The change in strategy that Bernstein proposed and that was adopted enthusiastically by the German bourgeoisie in its backing of the integration of the Sozialdemokratische Partei (SPD) with the establishment of the Weimar Republic in 1919 had already been flagged by Friedrich Engels in his 1895 Introduction to the re-edition of Marx’s The Class Struggles in France. Written shortly before his death, this Introduction can be regarded as a last testament on the part of Marx’s lifelong companion, and for that reason alone it received enormous attention in the workers’ movement leading up to the First World War. It is an important document for our purposes because it addresses several analytical themes that are essential to the schematization and periodization of our own study of the origin, formation and seizure of power of revolutionary movements in the totalitarian era between the World Wars. To be sure, Engels had intended his theses to be a mere change of the tactics to be adopted for the transition to communism; but they were never meant as a change of strategy because unlike his assistant, Eduard Bernstein whom he appointed as trustee of his intellectual estate, Engels unflinchingly held fast to the theoretical premises of the Marxist critique of capitalism.

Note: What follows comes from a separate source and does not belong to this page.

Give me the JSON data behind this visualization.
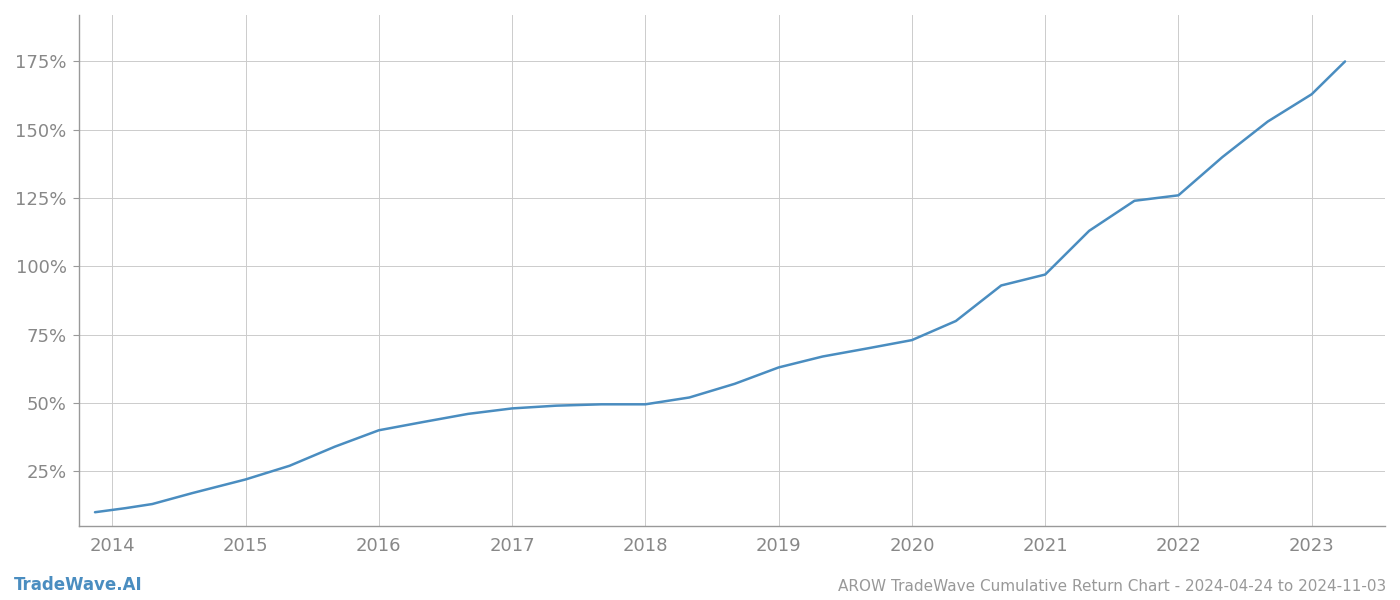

In this astoundingly visionary short exposition, Engels owns up to “mistakes” that he, together with Marx, had committed in the assessment of the political preconditions and the revolutionary tactics to be adopted for the successful transition to a communist society. Tersely summarized, these mistakes referred principally to the ability of a minority vanguard or leadership of the working population to lead the majority of the proletariat to a successful revolutionary insurrection given (a) the spread of capitalist enterprise and (b) the rise of the bourgeoisie as the hegemonic political force in control of (c) powerful nation-states with their pervasive bureaucratic apparatus including (d) sizeable standing armies capable of putting down any uprising with overwhelming force. In support of his critical revision, Engels could do no more than to point to the fate of the Paris Commune of 1871 – itself the subject of another Marxian piece on The Civil War in France where the “mistakes” of the earlier tract written in 1848 were repeated. As a remedy for these “mistakes”, Engels proposed a change of tactics toward a more “majoritarian” conquest of power by socialist workers’ parties given that the spread of parliamentary representation and of universal suffrage could not but lead to the gradual political supremacy of the proletariat and its eventual transformation of human society to socialism by either peaceful or, if compelled, revolutionary means.

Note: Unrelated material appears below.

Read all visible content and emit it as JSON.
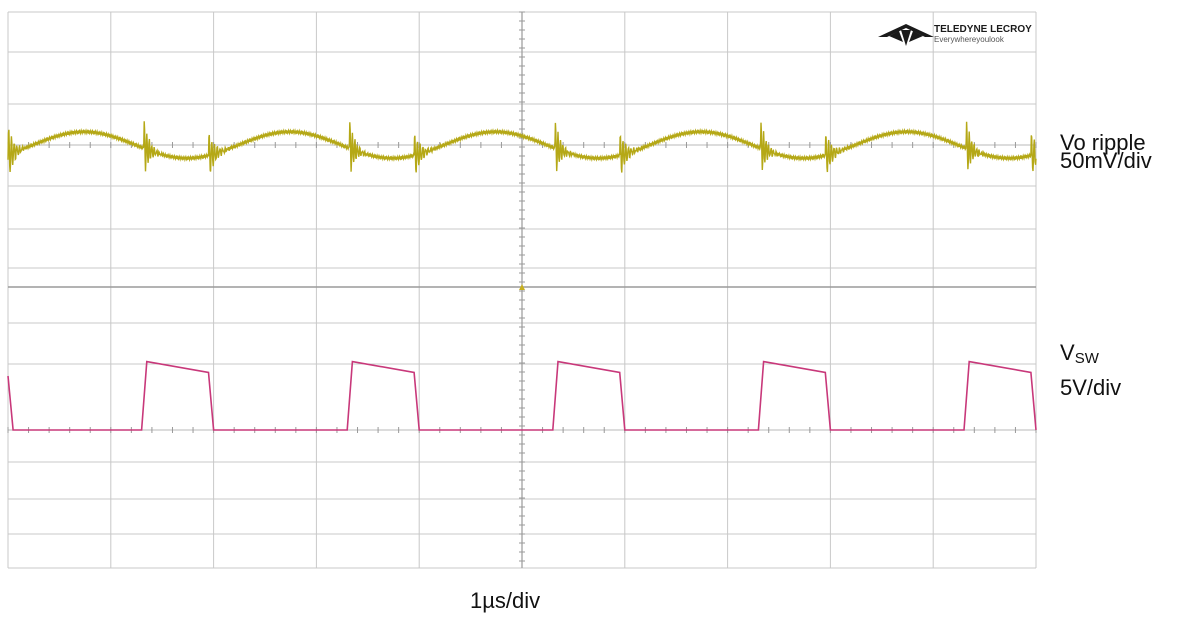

The reason for us recalling this quite remarkable Introduction by Engels is once again that it presciently referred, with unmatchable perspicacity, to the essential ingredients of the origin and formation of proto-totalitarian regimes in accordance with our thesis on “the primacy of economics” in the first phase – comprising the first two stages – of the historical evolution of these regimes. To repeat, these ingredients are: - (a) the spread of capitalist enterprise; (b) the rise of the bourgeoisie as the hegemonic political force within integrated economic regions; (c) the formation of powerful nation-states with their pervasive bureaucratic apparatus to govern and administer these economic regions, including (d) sizeable standing armies capable of putting down any uprising with overwhelming force.